Great. She’d alienated him completely.

One time, Gordon had gotten mad at her for talking to one of his friends—a big, hammy-faced investment banker she wasn’t the least bit attracted to, a guy she only liked because he was the rare big money guy who was a family man at heart. There was something sweet about this guy who could have bought a small island waxing poetic about Saturday cookouts in the backyard and his kid’s art projects and his golden retriever’s ongoing efforts to learn how to shake hands.

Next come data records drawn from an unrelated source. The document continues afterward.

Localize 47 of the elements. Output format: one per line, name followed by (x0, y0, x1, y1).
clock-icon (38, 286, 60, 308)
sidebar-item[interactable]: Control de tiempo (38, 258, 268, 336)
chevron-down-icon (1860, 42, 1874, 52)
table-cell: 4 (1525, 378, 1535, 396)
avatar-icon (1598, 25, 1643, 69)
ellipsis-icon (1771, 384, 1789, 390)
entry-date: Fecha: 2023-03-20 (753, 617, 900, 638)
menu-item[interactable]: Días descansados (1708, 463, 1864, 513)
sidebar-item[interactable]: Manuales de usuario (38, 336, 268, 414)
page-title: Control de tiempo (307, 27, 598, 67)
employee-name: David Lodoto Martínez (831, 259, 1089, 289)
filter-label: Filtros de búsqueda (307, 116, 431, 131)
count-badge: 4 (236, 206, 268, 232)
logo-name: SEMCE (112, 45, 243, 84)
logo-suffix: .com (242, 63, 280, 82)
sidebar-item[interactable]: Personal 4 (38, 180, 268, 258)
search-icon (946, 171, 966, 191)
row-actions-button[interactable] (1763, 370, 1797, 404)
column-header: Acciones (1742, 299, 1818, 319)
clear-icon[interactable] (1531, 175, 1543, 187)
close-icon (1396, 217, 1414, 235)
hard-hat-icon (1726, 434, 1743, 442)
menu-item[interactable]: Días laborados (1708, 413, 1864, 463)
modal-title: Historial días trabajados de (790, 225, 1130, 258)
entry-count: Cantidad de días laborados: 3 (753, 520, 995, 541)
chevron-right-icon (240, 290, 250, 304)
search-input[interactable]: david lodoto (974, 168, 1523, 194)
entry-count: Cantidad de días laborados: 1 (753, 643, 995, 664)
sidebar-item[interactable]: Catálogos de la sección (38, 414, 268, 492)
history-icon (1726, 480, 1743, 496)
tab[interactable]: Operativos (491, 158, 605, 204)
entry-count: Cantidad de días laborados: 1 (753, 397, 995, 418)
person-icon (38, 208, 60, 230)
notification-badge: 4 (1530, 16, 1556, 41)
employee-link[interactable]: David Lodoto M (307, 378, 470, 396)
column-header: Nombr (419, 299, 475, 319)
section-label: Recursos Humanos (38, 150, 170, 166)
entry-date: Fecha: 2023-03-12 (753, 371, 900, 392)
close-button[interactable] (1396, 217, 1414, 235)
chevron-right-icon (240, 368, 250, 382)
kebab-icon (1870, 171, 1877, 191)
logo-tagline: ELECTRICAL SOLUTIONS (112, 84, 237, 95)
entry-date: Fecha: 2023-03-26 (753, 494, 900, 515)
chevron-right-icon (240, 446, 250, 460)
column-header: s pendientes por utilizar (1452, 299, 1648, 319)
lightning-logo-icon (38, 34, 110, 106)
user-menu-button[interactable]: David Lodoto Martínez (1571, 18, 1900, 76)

“I was just being friendly,” she’d said to Gordon that night as he had fumed.

“Men don’t want to be friends with you, Tiffani,” he’d said.

“Some men might.”

“Why?” It had been the way he’d said it that had hurt her. If he had still sounded angry, she could have forgiven him for it, but he had said it so coldly, so... rationally. Why would a man want to be friends with her? That wasn’t what she was for.

She had tried to forget about it, but that was when she’d really understood the truth about her marriage. Once her looks started to fade, once she wasn’t fun anymore, once Gordon decided he was willing to take on the hassle of a second divorce... it would be over for them.

Because Gordon didn’t really like talking to her, and he couldn’t imagine that anyone else did, either.

Even Gordon had realized he’d gone too far that time, though in typical Gordon fashion he hadn’t apologized for it and had only tried to make it right by heaping presents on her. Diamond earrings after diamond necklace. His presents were always things to make her look prettier. But at least he had tried.

“Tiffani?”

She spun around, half-expecting to see Bruce again. But somewhere down deep inside her, she knew it wasn’t him. Somewhere down deep, she had already started to relax.

Martin.

Oh, she was in such trouble. Being this comfortable around him scared her half to death.